Commensurate-incommensurate solid transition in the ${}^4\mathrm{He}$ monolayer on $\gamma$-graphyne

Path-integral Monte Carlo calculations have been performed to study the ${}^4\mathrm{He}$ adsorption on $\gamma$-graphyne, a planar network of benzene rings connected by acetylene bonds. Assuming the ${}^4\mathrm{He}$-substrate interaction described by a pairwise sum of empirical ${}^4\mathrm{He}$-carbon interatomic potentials, we find that unlike $\alpha$-graphyne, a single sheet of $\gamma$-graphyne is not permeable to ${}^4\mathrm{He}$ atoms in spite of its large surface area. One-dimensional density distributions computed as a function of the distance from the graphyne surface reveal a layer-by-layer growth of ${}^4\mathrm{He}$ atoms. A partially-filled ${}^4\mathrm{He}$ monolayer is found to exhibit different commensurate solid structures depending on the helium coverage; it shows a ${\mathrm{C}}_{2/3}$ commensurate structure at an areal density of 0.0491 $\AA {}^{-2}$, a ${\mathrm{C}}_{3/3}$ structure at 0.0736 $\AA {}^{-2}$, and a ${\mathrm{C}}_{4/3}$ structure at 0.0982 $\AA {}^{-2}$. While the promotion to the second layer starts beyond the ${\mathrm{C}}_{4/3}$ helium coverage, the first ${}^4\mathrm{He}$ layer is found to form an incommensurate triangular solid when compressed with the development of the second layer.

Figure 1

(a) A contour plot of the minimum ${}^4\mathrm{He}$-graphyne potential, $V_{min}(x,y)$, above each point $(x,y)$ on $\gamma$-graphyne and (b) the ${}^4\mathrm{He}$-graphyne potential as a function of the distance $z$ from the graphyne surface along different symmetry directions. The black dots in (a) represent the positions of carbon atoms on the $\gamma$-graphyne surface.

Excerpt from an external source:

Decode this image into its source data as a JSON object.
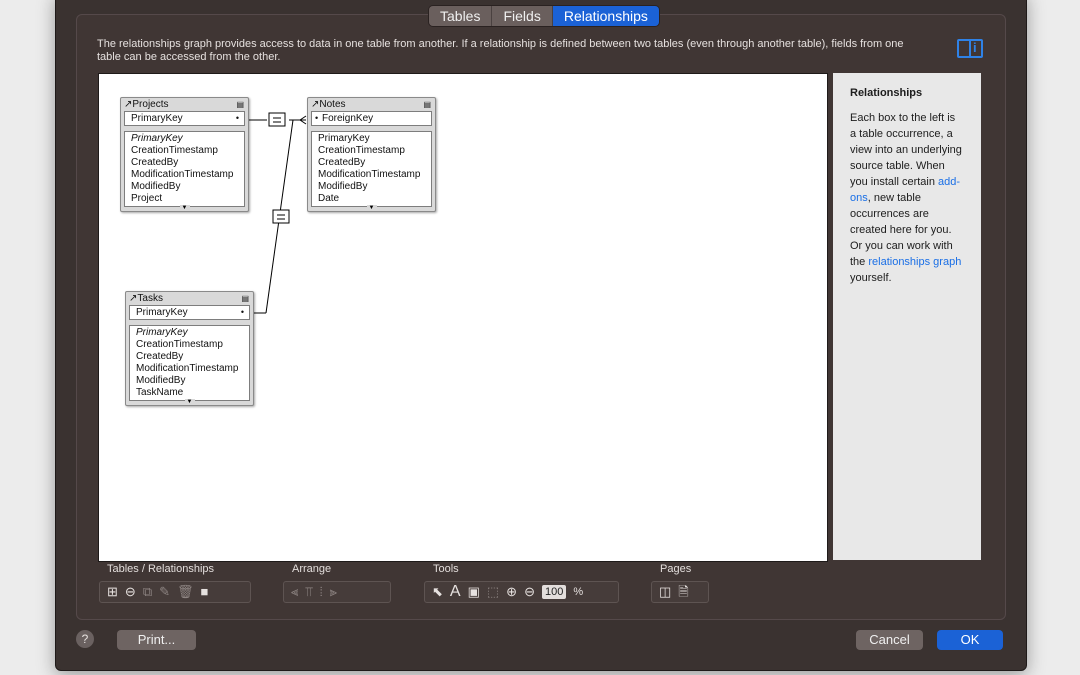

In (b), the blue, the red, and the black line correspond to the threefold symmetry direction, the sixfold direction, and the direction of a saddle point [see white numbers and letter S in (a)], respectively. The length unit is Å and the potential energies are in units of Kelvin.

Figure 2

One-dimensional density of ${}^4\mathrm{He}$ atoms adsorbed on a single $\gamma$-graphyne sheet as a function of the distance $z$ (in Å) from the graphyne surface. Here $N$ represents the number of ${}^4\mathrm{He}$ adatoms per $3\times 2$ rectangular simulation cell with dimensions of $20.58\times 23.76{\AA }^2$, and the computations were done at a temperature of $0.5$ K.

Figure 3

Energy per ${}^4\mathrm{He}$ atom of the first ${}^4\mathrm{He}$ layer on $\gamma$-graphyne as a function of the helium coverage. The letters (a), (b), (c), and (d) correspond to the areal densities of 0.0491, 0.0736, 0.0859, and 0.0982 $\AA {}^{-2}$, respectively, for which two-dimensional ${}^4\mathrm{He}$ density plots are shown in Fig. 4. The energies were computed at a temperature of 0.5 K.

Figure 4

Two-dimensional density distributions of the first-layer ${}^4\mathrm{He}$ atoms adsorbed on a single $\gamma$-graphyne sheet at areal densities of (a) 0.0491, (b) 0.0736, (c) 0.0859, and (d) 0.0982 $\AA {}^{-2}$. The black dots represent the positions of the carbon atoms of graphyne. The length unit is Å and all contour plots are in the same color scale denoted by the color table in the upper right hand corner. The yellow dotted lines in (c) separate two different domains from each other. The PIMC calculations were done at a temperature of $0.5$ K.

Figure 5

The peak values of the static structure factor divided by the number of ${}^4\mathrm{He}$ atoms in the first helium layer on $\gamma$-graphyne, at three different commensurate helium coverages. Here $G_1$ represents the primitive vector of the reciprocal lattice of the corresponding commensurate solid. The solid (open) diamonds represent the PIMC data for the $3\times 2$ ($4\times 3$) rectangular simulation cell, and the statistical errors are smaller than the symbol sizes.